New research estimates that 300,000 employees in the UK have advanced symptoms of Vibration White Finger and more than 600,000 users of hand-held or hand-guided power tools are at increased risk.
Vibration white finger is an industrial injury which mostly affects those using hand-held vibrating tools such as chainsaws, concrete breakers, disc cutters, sanders and more. The condition is also known as hand arm vibration syndrome (HAVS) as the condition can easily affect the rest of the arm and it is also a secondary form of Reynaud’s disease.
Research published in April by vibration management specialists Reactec, estimates that 300,000 employees in the UK have advanced symptoms of vibration white finger, whilst 22,500 workers in the north of England across a range of building disciplines are exposed to HAVS on a regular basis.
Workers continuously exposed to vibrations between 5Hz and 2000Hz must be aware of the high risk as damage is permanent. Fortunately, HAVS is preventable as there are easy and cost-effective ways to reduce the risk of developing this condition.
Many of those surveyed as a part of the research did not receive an adequate level of protection.
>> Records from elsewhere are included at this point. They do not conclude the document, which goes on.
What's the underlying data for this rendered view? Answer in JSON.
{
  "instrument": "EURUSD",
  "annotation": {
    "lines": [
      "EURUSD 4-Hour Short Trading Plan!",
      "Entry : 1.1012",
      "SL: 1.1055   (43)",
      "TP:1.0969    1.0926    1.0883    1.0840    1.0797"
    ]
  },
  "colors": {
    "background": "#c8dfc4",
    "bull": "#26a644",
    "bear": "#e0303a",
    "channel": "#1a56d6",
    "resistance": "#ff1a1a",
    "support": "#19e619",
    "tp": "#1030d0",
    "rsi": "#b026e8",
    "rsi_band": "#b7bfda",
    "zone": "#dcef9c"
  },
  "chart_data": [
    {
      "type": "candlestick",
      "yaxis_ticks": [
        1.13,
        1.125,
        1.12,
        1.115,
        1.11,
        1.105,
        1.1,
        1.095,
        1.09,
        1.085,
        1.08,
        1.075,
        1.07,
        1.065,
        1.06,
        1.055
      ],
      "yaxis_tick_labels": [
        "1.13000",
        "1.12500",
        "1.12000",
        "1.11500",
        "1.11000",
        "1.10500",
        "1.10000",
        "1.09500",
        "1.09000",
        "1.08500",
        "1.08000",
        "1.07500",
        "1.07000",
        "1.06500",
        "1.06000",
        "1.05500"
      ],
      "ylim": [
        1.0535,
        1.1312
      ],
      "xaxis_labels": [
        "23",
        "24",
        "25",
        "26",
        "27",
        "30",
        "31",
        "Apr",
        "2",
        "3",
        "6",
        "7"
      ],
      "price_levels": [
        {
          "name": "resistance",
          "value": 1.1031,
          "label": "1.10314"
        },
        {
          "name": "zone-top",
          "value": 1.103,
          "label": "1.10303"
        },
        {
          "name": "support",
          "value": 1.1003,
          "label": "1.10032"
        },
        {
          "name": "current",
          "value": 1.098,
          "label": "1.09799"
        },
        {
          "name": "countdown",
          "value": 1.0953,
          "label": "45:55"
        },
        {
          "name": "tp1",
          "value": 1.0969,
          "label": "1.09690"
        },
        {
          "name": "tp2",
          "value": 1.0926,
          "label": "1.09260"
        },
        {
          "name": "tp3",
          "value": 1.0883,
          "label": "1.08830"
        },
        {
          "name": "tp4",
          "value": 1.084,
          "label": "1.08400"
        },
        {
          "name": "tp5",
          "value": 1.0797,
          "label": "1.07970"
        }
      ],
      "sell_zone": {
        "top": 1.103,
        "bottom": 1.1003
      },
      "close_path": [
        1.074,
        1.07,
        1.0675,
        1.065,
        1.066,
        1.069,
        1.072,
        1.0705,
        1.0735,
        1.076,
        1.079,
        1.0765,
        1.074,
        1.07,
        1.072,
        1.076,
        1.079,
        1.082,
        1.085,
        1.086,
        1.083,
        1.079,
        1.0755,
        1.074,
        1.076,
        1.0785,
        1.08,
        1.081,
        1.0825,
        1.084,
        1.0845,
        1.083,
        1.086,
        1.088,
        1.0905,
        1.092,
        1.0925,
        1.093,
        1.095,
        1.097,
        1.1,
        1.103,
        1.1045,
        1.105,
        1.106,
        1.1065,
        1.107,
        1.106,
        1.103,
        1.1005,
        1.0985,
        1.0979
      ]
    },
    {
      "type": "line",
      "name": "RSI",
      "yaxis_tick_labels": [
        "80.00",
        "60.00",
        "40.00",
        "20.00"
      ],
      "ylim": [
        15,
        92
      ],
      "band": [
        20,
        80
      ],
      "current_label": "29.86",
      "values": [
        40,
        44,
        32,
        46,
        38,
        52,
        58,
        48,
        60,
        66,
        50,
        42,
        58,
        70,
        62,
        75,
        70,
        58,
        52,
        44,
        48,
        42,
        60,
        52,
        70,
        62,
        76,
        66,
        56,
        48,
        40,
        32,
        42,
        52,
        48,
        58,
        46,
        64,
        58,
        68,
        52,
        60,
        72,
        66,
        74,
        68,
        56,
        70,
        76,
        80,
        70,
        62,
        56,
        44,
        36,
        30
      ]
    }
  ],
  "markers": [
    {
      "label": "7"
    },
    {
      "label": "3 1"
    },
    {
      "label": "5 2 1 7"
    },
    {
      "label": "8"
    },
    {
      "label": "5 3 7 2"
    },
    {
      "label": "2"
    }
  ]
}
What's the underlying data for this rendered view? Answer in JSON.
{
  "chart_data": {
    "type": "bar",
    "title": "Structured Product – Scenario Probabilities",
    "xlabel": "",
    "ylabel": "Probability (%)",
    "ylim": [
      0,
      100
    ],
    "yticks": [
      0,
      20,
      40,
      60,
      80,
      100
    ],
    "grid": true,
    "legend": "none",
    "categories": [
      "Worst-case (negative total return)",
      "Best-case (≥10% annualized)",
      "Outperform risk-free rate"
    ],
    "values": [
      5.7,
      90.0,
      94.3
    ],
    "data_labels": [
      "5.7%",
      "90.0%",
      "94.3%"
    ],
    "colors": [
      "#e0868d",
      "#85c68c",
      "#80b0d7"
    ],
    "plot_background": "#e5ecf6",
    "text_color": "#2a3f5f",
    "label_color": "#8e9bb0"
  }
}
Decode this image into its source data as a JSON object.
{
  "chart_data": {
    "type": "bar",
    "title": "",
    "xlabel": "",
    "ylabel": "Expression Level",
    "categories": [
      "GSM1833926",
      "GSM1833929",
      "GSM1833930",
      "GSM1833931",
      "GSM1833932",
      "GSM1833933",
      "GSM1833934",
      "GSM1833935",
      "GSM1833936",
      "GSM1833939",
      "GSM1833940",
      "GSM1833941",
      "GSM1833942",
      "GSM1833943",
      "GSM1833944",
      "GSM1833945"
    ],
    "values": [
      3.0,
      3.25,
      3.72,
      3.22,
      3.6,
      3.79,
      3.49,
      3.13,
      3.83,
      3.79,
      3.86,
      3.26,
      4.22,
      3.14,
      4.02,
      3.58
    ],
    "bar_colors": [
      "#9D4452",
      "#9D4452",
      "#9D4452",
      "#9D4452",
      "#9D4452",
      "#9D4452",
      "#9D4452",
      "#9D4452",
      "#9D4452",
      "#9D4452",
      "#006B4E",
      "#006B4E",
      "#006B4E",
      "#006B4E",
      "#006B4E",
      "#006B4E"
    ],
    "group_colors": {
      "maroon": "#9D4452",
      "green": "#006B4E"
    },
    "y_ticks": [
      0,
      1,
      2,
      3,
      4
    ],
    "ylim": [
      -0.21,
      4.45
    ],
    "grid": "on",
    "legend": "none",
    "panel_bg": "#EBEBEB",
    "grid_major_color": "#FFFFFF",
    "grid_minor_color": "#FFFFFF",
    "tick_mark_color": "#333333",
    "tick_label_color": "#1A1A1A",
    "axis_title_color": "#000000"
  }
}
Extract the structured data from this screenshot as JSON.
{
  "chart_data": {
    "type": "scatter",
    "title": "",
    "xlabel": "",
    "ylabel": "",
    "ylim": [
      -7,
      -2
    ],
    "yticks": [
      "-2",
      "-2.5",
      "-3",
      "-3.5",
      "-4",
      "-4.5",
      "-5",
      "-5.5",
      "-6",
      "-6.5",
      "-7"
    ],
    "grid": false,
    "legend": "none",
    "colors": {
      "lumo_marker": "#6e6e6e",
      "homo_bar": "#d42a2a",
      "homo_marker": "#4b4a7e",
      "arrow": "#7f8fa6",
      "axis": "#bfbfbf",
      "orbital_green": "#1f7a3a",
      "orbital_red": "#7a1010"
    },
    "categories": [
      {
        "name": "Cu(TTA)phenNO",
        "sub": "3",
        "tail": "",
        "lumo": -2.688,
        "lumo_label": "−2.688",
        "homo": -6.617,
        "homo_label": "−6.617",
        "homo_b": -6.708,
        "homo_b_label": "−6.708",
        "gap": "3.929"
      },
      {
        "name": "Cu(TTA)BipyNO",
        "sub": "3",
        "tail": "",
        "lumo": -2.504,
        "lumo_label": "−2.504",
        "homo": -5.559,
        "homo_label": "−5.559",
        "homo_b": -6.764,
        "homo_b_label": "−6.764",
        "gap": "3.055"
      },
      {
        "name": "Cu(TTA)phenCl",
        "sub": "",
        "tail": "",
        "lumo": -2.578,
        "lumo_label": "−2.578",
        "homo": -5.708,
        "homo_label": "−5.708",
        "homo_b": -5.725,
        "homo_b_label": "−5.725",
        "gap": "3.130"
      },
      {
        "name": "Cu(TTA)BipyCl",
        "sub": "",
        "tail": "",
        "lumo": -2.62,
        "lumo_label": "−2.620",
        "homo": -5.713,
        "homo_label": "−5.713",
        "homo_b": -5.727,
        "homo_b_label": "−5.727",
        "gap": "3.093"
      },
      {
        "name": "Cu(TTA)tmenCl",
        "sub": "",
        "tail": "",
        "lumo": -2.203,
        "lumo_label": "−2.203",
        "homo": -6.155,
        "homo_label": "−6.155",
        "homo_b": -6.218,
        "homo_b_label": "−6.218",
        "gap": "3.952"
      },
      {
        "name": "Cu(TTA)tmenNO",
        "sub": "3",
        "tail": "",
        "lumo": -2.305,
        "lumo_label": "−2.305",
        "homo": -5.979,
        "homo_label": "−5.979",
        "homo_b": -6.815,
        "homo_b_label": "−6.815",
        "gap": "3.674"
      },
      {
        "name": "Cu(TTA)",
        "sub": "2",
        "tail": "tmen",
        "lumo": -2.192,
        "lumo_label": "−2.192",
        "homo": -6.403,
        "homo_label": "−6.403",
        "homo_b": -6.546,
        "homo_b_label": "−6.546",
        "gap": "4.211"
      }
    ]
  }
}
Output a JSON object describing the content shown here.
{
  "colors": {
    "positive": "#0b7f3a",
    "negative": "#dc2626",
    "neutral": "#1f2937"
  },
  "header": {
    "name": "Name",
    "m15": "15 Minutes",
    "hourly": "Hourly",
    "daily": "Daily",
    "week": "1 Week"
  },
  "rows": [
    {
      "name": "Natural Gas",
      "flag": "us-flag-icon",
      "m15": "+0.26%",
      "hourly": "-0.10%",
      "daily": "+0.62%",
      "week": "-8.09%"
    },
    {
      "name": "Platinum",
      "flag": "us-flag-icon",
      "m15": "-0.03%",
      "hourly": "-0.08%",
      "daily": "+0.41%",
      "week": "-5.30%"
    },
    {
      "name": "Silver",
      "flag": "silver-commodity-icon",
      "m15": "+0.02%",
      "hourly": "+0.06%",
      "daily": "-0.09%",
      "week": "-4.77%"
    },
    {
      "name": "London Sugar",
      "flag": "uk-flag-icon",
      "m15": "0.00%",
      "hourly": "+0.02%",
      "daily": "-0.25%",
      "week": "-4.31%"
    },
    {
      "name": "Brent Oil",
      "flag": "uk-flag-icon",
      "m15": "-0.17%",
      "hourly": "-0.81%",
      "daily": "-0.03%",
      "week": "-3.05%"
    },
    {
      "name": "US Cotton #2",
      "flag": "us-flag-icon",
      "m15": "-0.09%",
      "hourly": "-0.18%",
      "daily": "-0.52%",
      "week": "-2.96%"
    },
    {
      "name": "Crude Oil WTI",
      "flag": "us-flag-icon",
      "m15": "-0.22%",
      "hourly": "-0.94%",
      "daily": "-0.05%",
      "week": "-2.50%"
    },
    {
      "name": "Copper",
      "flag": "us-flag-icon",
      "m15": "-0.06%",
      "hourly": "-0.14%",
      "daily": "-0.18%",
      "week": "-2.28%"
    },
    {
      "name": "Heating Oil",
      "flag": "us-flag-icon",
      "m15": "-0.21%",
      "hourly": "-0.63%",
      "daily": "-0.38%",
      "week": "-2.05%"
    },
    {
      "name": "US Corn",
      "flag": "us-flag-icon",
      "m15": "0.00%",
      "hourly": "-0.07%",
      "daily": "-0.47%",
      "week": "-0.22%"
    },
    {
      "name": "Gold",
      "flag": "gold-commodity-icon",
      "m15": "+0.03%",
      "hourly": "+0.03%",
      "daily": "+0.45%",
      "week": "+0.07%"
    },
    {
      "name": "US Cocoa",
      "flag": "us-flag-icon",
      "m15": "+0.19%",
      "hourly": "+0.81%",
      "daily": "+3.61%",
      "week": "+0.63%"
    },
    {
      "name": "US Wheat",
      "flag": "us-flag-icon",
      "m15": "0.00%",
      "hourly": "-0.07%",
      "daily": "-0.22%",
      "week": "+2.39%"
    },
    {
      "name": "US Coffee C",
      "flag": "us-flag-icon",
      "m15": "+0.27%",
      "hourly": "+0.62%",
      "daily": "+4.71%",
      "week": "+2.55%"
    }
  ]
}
Employers are being urged to protect staff against the risk of HAVS and vibration white finger.
As recently as March this year, GKN Aerospace became the latest high profile organisation to face the costly fall-out from ineffective management of employees working with vibrating tools. The company was fined a total of £26,800 and ordered to pay full costs of £8,256 after admitting four breaches of the Control of Vibration at Work Regulations 2005 between July 2005 and December 2011.
The court heard that a GKN health surveillance programme identified the five employees as suffering advanced debilitating problems in 2011. However, the company continued as before and still failed to assess the risks and put controls in place to protect the significant number of remaining workers.
The occupations identified by Reactec from Construction Skills Network data as most ‘at risk’ from HAVS include plant operatives and plant mechanics as well as those working in the steel, wood or electric trades.
Companies such as Reactec provide Hand Arm Vibration monitoring equipment which record workers’ exposure to vibration from power tools, providing employers with in-depth information about their vibration management in order to meet strict HSE guidelines and minimise the risk of employees contracting vibration-related injuries.
Adriano D’Ambrosio at Asons Solicitors advises that companies ensure tools and equipment have been properly maintained to reduce vibrations and ensure workers take breaks between tasks and encourage blood circulation by wearing gloves and doing finger exercises.
HAVS Symptoms to look out for include:
- Numbness or tingling feeling in your finger tips.
- Fingers or finger tips turn white due to restricted blood flow.
- Loss of grip which may degenerate up to disability of the hands.
- Aggravation of the general condition in cold weather.
Vibration white finger symptoms can be very frustrating and, in extreme cases, lead to accidents. Numbness and tingling feelings affect the ability to perform very simple tasks such as handling small objects or pressing buttons.
If you have been experiencing some of these symptoms do not hesitate to report your medical condition to your employer and visit your GP.